Emergency plumbers charge around £100 to fix a frozen pipe, according to consumer watchdog Which?.
So just how should you deal with frozen pipes? Arguably the best way to deal with frozen pipes is also the cheapest: stop them from freezing in the first place.
There are a number of money-saving tricks you can perform to help you do this.
Ways to prevent your pipes from freezing
Market research group Consumer Reports recommends keeping your thermostat set to the same temperature during day and night.
Granted, you might not like the sound of that if it means paying extra for heating but it is ultimately far cheaper to avoid frozen pipes than it is to marginally increase your heating expenses.
One word of warning, turning up your thermostat by just one degree could add an extra £75 a year to bills.
Laura McGadie, head of consumer advice at the Energy Saving Trust, told The Sun: “The best way to try to prevent your outdoor pipes from freezing is to add some foam insulation.
“Prices for foam tubing insulation starts at under £1 for a metre, and you can easily cut these to size.
“It works by reducing the amount of heat lost, therefore keeping the water hotter for longer.
“Insulating your hot water pipes can save you £10 a year on energy bills – and prevent condensate pipes from freezing – ensuring your condensing boiler keeps working in extreme conditions.”
You’ll also save money you’d otherwise spend on heating up water. For example, The Energy Saving Trust estimates that a typical gas-heated home in the UK will save £80 in energy bills just by having its hot water tank fitted with a water jacket.
A water jacket typically costs in the region of £10.

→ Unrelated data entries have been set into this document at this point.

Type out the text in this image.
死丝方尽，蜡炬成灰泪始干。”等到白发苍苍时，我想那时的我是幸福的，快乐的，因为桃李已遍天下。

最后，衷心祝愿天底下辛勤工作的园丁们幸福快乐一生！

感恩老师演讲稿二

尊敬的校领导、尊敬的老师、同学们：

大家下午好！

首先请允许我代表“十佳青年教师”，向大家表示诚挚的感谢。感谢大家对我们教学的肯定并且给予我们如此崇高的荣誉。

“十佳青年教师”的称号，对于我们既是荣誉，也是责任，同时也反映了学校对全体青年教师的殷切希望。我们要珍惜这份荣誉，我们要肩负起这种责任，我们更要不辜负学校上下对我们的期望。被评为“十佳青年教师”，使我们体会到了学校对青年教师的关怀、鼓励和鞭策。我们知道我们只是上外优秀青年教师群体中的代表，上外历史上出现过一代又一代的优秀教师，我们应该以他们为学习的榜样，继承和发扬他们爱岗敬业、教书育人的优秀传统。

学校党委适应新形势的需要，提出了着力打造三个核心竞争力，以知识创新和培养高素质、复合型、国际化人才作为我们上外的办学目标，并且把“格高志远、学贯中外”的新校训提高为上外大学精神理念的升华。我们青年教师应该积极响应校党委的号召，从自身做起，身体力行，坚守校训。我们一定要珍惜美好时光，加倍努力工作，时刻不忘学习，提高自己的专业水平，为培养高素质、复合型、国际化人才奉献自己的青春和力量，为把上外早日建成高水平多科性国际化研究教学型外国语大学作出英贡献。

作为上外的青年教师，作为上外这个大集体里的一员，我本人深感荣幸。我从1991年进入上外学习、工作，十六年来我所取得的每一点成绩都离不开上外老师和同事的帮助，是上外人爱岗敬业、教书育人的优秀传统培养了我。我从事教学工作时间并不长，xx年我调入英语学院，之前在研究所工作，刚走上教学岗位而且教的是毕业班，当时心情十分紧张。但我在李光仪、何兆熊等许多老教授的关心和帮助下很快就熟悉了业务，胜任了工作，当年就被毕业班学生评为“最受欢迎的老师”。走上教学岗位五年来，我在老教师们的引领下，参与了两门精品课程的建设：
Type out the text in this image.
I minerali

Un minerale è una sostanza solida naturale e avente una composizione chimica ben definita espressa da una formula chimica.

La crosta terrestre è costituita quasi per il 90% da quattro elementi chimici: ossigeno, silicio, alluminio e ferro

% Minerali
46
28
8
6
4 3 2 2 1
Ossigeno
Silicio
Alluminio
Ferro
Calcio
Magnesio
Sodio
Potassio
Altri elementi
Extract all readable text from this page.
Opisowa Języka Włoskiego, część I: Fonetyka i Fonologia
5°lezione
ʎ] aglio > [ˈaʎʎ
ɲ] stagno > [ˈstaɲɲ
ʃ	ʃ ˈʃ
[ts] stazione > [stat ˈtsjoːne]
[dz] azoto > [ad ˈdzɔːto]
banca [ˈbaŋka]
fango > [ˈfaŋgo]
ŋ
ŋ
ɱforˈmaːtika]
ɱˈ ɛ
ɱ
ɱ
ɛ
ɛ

What to do if your pipes have already frozen
If you’ve forgotten to any take precautions and your pipes have already ended up freezing, you can still deal with problem simply and cheaply.
The Chartered Institute of Plumbing and Heating Engineering recommends turning off the mains water supply at the stop valve inside your home before you do anything else. If the frozen pipe is not controlled via a valve, you’ll need to check that it hasn’t split.
If the pipe isn’t split, you can apply hot water bottles to it to thaw it out. If any part of the hot water system is frozen, there could be a risk of explosion if the boiler (or other heat source) is kept alight, so ensure it is turned off.
For solid fuel systems, put out the fire. Again, of course, the cost of a few hot water bottles is far less than the potential cost of frozen pipes.
But if the worst comes to the worst and you do need to call out an emergency plumber, do not lose hope – there are a number of ways to find cheap and reliable plumbers near you.
The online directory checkatrade.com allows you to view a list of accredited plumbers in your area, with reviews and ratings.
All you have to do is select the type of tradesperson you need (a plumber) and enter your postcode.
Another similar service is ratedpeople.com, which send you up to three quotes on your mobile. Then, after the plumber has carried out their repairs, you can give them a rating to help other customers.
The UK Home Owners’ Alliance also offers a range of useful contacts and tips for selecting the right plumber – just go to their website.